BY SHANE ROSS
Well, the very, very serious Dail Public Accounts Committee sits down and takes a very, very grave view about the waste of public funds. It summons very, very important witnesses to explain the waste. It issues another very, very long-winded report. All 226 members of the Oireachtas receive a copy. The report costs another five grand. . .
Sometimes the report is even debated in the Dail. Nothing happens. No one pays a price.
Last week Buckley gave us our annual appetiser. It was no more influential nor more shocking than any of his other missives in recent years, but it was dynamite all the same. As usual it was dynamite without the explosion. Expect plenty of outrage and little action.
This year, Buckley introduces a twist to the familiar story. His narrative helpfully highlights the latest extravagance. In the past he reported plenty of plutocrats plucking booty from the boom. Not today. Now that the economy is teetering on the edge of Armageddon, it is the victim of more skilful pillagers — the guys who help the destitute.
Plenty of vultures are enjoying the feast served up by the rotting economy. The Department of Finance — or other equally generous organs of the State — have paid more than €11m to solicitors Arthur Cox, over €6m to accountants PwC and over €7m to investment bankers Merrill Lynch, supposedly to plot a route out of our banking catastrophe.
Welcome to the world of ‘advisers’ and ‘consultants’, Ireland’s fresh, faceless plutocracy. Some of the gigs given to consultants in the banking swamp were awarded without normal procurement procedures. The same names pop up with alarming regularity.

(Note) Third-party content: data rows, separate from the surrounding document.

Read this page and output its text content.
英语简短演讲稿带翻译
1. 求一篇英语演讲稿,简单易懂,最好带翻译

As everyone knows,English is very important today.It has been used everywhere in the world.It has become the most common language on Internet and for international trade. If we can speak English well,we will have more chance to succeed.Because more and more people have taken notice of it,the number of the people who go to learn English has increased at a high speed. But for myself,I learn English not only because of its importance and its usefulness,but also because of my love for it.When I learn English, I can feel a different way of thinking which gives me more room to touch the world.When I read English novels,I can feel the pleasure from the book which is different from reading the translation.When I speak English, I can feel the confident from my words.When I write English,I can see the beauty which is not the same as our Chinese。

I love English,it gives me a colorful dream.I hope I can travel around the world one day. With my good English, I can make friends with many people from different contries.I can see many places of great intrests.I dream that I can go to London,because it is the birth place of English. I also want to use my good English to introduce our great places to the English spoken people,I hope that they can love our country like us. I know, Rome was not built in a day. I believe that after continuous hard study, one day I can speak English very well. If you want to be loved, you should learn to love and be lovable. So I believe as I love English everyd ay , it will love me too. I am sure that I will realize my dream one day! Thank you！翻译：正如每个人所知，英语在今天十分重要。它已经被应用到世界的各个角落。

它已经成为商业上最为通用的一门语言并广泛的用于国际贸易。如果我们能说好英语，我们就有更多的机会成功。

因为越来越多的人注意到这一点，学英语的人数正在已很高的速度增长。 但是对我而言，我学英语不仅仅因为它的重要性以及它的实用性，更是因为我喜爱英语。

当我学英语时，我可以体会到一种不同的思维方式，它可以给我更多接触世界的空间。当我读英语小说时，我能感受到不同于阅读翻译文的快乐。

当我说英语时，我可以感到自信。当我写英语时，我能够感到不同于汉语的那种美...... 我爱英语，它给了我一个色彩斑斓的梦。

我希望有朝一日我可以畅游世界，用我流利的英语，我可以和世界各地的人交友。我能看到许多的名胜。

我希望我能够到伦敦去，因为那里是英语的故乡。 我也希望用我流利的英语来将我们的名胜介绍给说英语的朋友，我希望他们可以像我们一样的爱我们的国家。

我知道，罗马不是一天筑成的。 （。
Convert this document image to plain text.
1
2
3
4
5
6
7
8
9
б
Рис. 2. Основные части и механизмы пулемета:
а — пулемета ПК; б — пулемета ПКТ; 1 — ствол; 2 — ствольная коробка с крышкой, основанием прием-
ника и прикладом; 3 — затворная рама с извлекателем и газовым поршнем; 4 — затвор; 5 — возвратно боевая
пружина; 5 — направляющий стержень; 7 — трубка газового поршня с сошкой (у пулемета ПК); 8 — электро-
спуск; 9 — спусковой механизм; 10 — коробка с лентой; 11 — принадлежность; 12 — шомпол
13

There is little evidence that today’s favourites have merited their millions. What did all their advice do to lift us out of the bottomless Anglo pit?
One foreign dignitary with a big reputation, Andrew Large, was paid €120,000 for scouring the globe and finding the new Financial Regulator, Matthew Elderfield.

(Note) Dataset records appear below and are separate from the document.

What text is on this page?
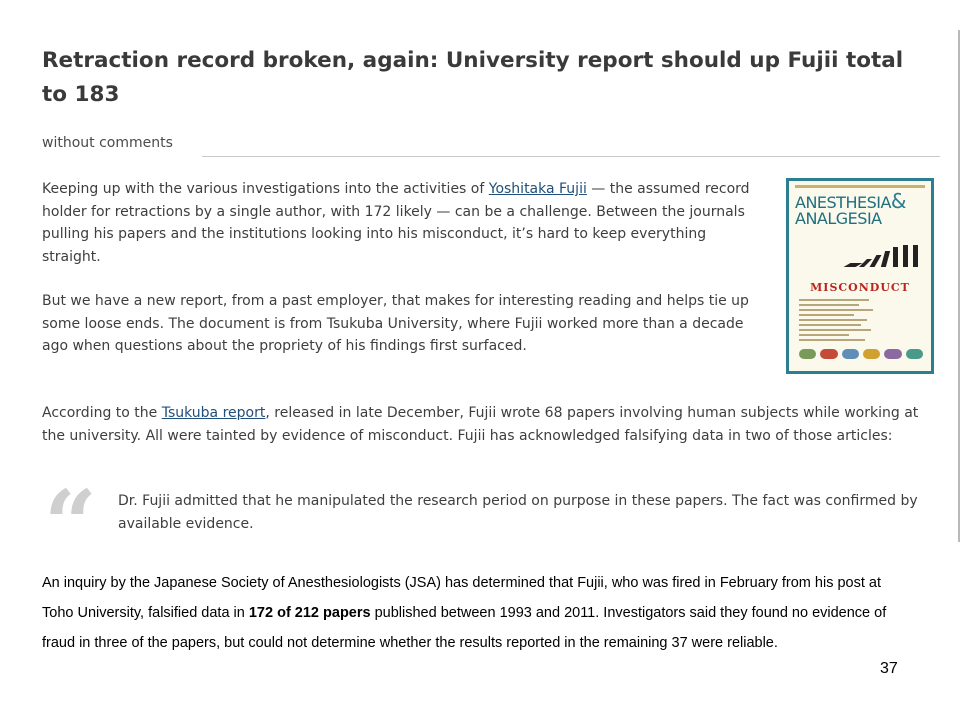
Retraction record broken, again: University report should up Fujii total to 183
without comments

Keeping up with the various investigations into the activities of Yoshitaka Fujii — the assumed record holder for retractions by a single author, with 172 likely — can be a challenge. Between the journals pulling his papers and the institutions looking into his misconduct, it’s hard to keep everything straight.

But we have a new report, from a past employer, that makes for interesting reading and helps tie up some loose ends. The document is from Tsukuba University, where Fujii worked more than a decade ago when questions about the propriety of his findings first surfaced.

According to the Tsukuba report, released in late December, Fujii wrote 68 papers involving human subjects while working at the university. All were tainted by evidence of misconduct. Fujii has acknowledged falsifying data in two of those articles:

“ Dr. Fujii admitted that he manipulated the research period on purpose in these papers. The fact was confirmed by available evidence.

ANESTHESIA&
ANALGESIA
MISCONDUCT

An inquiry by the Japanese Society of Anesthesiologists (JSA) has determined that Fujii, who was fired in February from his post at Toho University, falsified data in 172 of 212 papers published between 1993 and 2011. Investigators said they found no evidence of fraud in three of the papers, but could not determine whether the results reported in the remaining 37 were reliable.

37
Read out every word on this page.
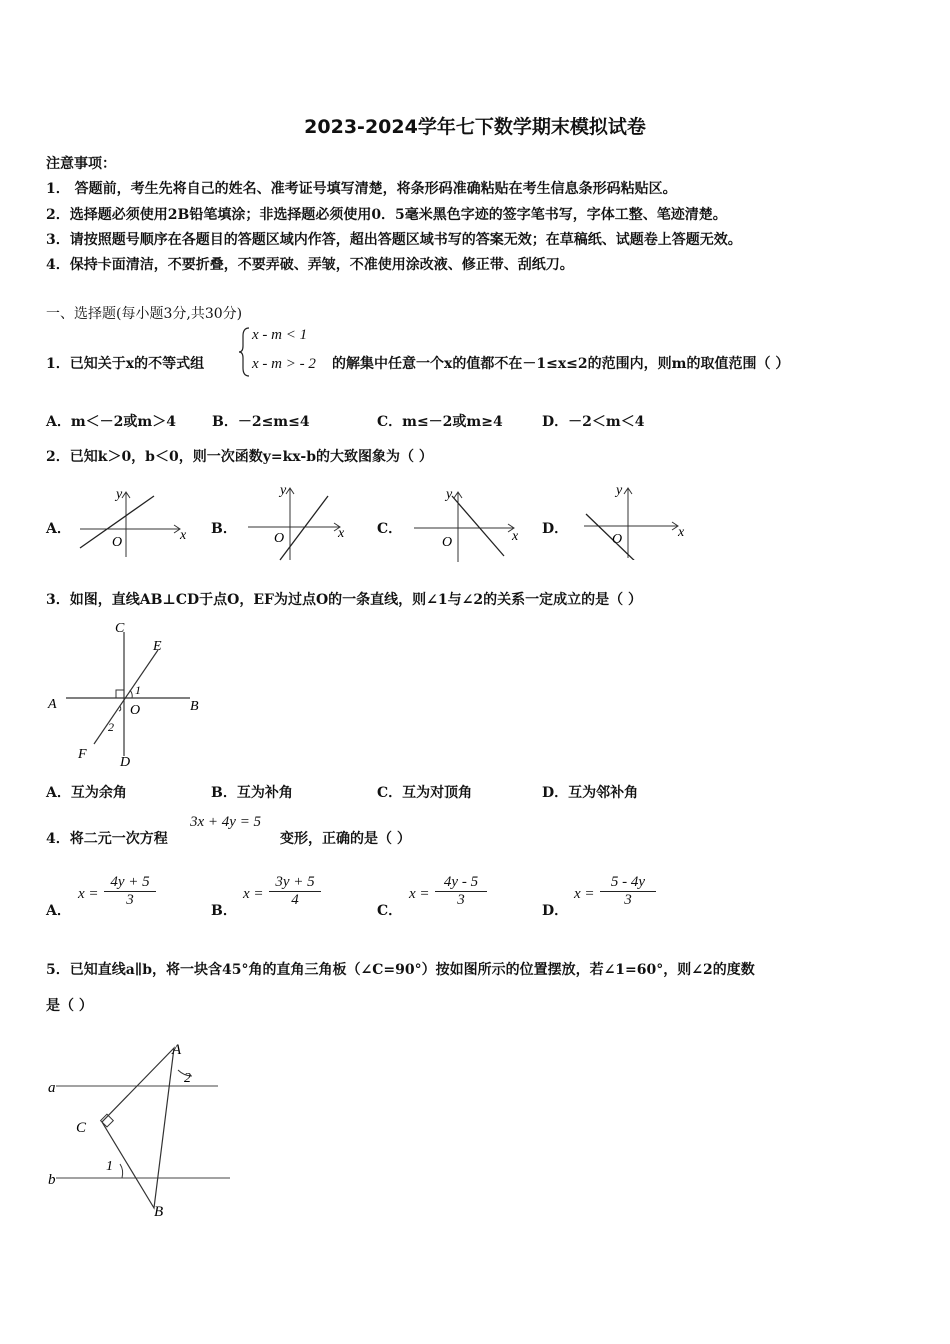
2023-2024学年七下数学期末模拟试卷
注意事项：
1． 答题前，考生先将自己的姓名、准考证号填写清楚，将条形码准确粘贴在考生信息条形码粘贴区。
2．选择题必须使用2B铅笔填涂；非选择题必须使用0．5毫米黑色字迹的签字笔书写，字体工整、笔迹清楚。
3．请按照题号顺序在各题目的答题区域内作答，超出答题区域书写的答案无效；在草稿纸、试题卷上答题无效。
4．保持卡面清洁，不要折叠，不要弄破、弄皱，不准使用涂改液、修正带、刮纸刀。
一、选择题(每小题3分,共30分)
1．已知关于x的不等式组
x - m < 1
x - m > - 2 的解集中任意一个x的值都不在－1≤x≤2的范围内，则m的取值范围（ ）
A．m＜－2或m＞4	B．－2≤m≤4	C．m≤－2或m≥4	D．－2＜m＜4
2．已知k＞0，b＜0，则一次函数y=kx-b的大致图象为（ ）
A．	x
y
O
B．	x
y
O
C．	x
y
O
D．	x
y
O
3．如图，直线AB⊥CD于点O，EF为过点O的一条直线，则∠1与∠2的关系一定成立的是（ ）
C
E
A	B
O
F
D
1
2
A．互为余角	B．互为补角	C．互为对顶角	D．互为邻补角
4．将二元一次方程
3x + 4y = 5
变形，正确的是（ ）
A．
$x = \frac{4y + 5}{3}$
B．
$x = \frac{3y + 5}{4}$
C．
$x = \frac{4y - 5}{3}$
D．
$x = \frac{5 - 4y}{3}$
5．已知直线a∥b，将一块含45°角的直角三角板（∠C=90°）按如图所示的位置摆放，若∠1=60°，则∠2的度数
是（ ）
a
b
A
C
B
1
2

Elderfield was a great appointment, but what is going on? A €200 advertisement on the appointments pages of The Economist would have flushed out Matthew from his Bermuda post.
Poor Buckley highlights the payments — but then cravenly points out that, in the greater scheme of things, the massive €34m sting that the financial advisers inflicted on the nation is a pinprick compared with the billions needed to recapitalise the banks.
Instead of downplaying the €34m figure, he should have challenged the assumption that their advice was worth the money. He could have queried how such a blood-sucking industry is ballooning. He should have asked whether we can stomach similar parasites now circling Nama, where Nama-vultures are set to savage the taxpayer for €2.3bn over the next decade.
Auctioneers are risen from the dead, concocting fantasy valuations for Nama. Happily forgotten property consultants and stockbrokers are furtively resurfacing, discredited asset managers are re-asserting their ‘expertise’, ghosts from the gang of compromised economists are touting their services. All the old guard who got it so wrong just three years ago are haunting Nama, hoping to do the State some service. And they are being indulged.